Short explanation...

Listeners fill out diaries documenting what they listened to and for how long. Sometimes in crayon.

Arbitron totals these samples and computes various percentages. The number you see published to non-subscribers is the "12+ AQH", which is an average of what percentage of people listening to the radio during a given 15-minute period (Average Quarter Hour), ages 12 and over, are tuned to the various stations.

The service to which stations subscribe goes much deeper than that. The numbers are broken out by age groups and gender. Most of the stations care about the 25-54 and 35-64 demos because that's the age group advertisers want to reach.

The 12+ numbers rarely tell the story of success or failure because at all but the top 2 or 3 stations in a given market, the target is a narrower band of listeners (WSHH, for instance, is aimed at women 35-64. B94 and Kiss care about 18-34 females. The Zone wanted men 25-54).

There are also measurements of Time Spent Listening (TSL) and Cume (the total number of persons tuning in, with no time parameter). The two numbers combine to compute the AQH share.

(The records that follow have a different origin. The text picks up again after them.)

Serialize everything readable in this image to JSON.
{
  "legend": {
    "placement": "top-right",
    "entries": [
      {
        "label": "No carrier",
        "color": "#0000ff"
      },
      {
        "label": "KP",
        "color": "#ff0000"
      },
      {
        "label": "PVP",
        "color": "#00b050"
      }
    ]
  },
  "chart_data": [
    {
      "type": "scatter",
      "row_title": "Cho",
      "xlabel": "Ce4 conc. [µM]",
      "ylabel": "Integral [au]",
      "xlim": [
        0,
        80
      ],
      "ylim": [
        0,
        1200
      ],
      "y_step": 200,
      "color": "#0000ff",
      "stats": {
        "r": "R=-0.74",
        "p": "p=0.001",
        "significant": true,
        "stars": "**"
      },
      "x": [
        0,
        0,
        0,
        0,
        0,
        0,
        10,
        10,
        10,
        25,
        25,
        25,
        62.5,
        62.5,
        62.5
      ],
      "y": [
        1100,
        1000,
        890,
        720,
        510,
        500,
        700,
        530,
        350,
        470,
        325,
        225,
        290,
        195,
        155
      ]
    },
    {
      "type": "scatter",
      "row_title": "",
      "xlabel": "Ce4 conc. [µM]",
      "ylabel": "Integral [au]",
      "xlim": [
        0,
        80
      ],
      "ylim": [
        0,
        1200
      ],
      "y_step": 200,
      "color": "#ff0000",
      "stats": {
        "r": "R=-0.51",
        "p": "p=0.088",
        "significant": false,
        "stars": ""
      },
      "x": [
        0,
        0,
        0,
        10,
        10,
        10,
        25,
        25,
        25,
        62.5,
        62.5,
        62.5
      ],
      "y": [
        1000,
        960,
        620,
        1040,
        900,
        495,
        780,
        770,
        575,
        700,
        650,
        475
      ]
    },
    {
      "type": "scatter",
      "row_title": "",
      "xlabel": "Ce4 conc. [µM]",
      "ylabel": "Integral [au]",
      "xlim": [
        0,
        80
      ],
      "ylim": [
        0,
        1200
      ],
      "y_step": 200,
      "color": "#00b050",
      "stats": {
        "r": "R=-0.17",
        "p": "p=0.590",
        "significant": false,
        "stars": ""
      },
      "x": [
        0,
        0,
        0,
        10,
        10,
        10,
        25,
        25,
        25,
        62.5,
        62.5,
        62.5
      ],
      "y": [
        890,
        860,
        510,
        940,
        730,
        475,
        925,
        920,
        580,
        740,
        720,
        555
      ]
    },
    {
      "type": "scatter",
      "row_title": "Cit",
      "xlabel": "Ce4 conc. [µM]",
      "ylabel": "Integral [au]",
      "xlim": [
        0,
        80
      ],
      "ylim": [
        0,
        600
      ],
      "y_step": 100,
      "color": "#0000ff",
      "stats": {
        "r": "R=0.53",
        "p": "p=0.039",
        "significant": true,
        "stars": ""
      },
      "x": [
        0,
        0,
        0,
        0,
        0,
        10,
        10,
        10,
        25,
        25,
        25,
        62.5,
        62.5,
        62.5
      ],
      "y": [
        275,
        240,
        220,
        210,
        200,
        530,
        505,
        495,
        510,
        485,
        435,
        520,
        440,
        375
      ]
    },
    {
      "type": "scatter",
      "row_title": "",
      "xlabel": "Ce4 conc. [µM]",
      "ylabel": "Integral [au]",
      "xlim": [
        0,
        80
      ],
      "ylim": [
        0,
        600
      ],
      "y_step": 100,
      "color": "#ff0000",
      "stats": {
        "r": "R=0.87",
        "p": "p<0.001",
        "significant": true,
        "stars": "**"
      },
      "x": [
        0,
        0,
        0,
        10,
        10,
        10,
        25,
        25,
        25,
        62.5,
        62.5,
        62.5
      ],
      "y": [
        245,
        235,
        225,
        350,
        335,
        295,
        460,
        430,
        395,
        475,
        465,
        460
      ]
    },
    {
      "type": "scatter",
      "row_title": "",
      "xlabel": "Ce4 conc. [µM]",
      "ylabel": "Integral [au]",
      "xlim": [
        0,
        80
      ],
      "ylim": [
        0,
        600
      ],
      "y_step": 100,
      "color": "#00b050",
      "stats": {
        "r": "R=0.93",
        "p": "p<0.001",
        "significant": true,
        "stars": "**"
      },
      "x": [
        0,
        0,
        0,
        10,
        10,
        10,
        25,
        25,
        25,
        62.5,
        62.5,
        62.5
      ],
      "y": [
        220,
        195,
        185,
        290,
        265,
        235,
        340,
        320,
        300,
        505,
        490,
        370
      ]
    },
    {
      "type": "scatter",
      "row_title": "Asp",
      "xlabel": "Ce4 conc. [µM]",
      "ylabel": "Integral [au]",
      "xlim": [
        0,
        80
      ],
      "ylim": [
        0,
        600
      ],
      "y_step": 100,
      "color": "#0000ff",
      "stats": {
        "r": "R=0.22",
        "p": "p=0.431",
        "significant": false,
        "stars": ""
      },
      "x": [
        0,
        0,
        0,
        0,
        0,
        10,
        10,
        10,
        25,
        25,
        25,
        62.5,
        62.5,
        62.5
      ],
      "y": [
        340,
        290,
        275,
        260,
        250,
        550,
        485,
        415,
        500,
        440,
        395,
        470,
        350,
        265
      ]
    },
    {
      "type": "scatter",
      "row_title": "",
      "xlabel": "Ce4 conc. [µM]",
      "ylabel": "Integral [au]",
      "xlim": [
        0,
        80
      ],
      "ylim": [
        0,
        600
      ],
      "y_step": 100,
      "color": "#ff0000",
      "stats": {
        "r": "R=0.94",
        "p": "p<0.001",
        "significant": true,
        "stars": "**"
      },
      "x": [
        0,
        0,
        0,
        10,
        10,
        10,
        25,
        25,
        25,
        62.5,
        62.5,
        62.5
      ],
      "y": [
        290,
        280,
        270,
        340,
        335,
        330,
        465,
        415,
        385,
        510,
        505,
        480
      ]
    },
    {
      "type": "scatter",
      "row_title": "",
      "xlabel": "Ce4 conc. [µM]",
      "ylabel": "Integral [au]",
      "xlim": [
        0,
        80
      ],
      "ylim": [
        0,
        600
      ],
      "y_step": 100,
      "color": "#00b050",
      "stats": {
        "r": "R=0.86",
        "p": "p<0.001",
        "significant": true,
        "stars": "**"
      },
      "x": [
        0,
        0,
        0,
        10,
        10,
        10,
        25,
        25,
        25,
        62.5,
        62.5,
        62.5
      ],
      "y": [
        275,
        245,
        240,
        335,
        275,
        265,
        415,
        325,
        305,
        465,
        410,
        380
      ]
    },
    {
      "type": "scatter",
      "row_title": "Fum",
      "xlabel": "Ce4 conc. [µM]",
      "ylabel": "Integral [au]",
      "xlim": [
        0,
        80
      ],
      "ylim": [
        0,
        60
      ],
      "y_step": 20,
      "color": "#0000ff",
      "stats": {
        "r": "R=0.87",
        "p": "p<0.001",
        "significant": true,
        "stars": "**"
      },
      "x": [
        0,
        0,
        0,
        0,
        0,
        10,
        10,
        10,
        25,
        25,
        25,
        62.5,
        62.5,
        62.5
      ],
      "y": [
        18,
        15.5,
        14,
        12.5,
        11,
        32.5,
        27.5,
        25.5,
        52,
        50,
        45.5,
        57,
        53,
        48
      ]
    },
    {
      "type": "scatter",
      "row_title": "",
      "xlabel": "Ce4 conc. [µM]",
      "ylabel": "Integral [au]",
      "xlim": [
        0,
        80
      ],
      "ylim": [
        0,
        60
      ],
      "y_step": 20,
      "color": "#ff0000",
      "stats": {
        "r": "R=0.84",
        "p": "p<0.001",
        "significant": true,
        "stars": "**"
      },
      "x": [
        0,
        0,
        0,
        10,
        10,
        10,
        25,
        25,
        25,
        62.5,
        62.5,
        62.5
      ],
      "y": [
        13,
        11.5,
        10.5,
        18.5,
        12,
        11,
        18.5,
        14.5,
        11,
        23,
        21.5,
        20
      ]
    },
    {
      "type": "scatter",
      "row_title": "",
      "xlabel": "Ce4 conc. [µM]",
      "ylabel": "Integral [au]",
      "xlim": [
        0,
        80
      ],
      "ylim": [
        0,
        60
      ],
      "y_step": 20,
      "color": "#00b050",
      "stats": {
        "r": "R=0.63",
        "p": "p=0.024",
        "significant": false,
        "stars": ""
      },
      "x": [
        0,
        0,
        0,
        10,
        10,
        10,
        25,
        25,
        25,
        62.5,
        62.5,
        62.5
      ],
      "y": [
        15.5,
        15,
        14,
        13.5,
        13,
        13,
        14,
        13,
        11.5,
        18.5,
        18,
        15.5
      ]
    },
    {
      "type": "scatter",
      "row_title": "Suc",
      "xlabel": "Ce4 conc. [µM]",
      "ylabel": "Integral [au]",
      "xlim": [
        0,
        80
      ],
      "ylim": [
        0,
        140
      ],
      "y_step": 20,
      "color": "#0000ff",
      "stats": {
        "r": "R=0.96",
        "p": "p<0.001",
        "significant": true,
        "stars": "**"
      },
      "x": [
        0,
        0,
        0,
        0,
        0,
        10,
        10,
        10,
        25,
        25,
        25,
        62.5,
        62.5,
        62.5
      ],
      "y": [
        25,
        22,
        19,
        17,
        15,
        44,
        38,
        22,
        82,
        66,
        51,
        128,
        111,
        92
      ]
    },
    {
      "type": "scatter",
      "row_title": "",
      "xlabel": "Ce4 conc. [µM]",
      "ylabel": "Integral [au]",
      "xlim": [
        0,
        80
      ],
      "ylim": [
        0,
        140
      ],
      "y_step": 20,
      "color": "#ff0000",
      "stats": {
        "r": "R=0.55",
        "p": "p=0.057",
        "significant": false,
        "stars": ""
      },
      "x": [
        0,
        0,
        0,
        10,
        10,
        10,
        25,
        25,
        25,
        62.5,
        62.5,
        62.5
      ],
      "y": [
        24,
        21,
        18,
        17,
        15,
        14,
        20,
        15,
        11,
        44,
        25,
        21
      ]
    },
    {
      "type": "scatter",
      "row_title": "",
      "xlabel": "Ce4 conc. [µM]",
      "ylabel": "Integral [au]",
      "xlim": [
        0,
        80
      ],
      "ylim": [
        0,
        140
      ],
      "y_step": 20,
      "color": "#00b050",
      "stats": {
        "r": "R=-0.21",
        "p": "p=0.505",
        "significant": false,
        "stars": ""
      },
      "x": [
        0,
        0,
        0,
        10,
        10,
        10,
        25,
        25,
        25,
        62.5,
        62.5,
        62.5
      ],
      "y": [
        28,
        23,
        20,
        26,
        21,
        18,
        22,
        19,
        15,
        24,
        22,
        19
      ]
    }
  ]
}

The are also gross rating points, which measure what share of the local population is tuned in, not just the percentage of people listening to the radio. This matters, for instance, in setting ad rates for drive time vs. non-peak dayparts (you can be #1 at night and have fewer actual listeners than the #10 morning show, when most people are tuned in).

So that's a real scratch-the-surface overview.
 
Thanks! I was always curious how they arrived at those numbers. So technically, if everyone in Pittsburgh tuned their radios to a given frequency for three hours, but no one documented it, it wouldn't matter rating wise?
 
youngabe89 said:
Thanks! I was always curious how they arrived at those numbers. So technically, if everyone in Pittsburgh tuned their radios to a given frequency for three hours, but no one documented it, it wouldn't matter rating wise?

That's what every station with lousy ratings will tell you.
 
I have some related questions... How does a person get chosen to participate in the ratings? How do they know they have a broad enough sample of people?

And do they choose people who don't necessarily listen to the radio every day or every week? That's probably a good percentage of the population.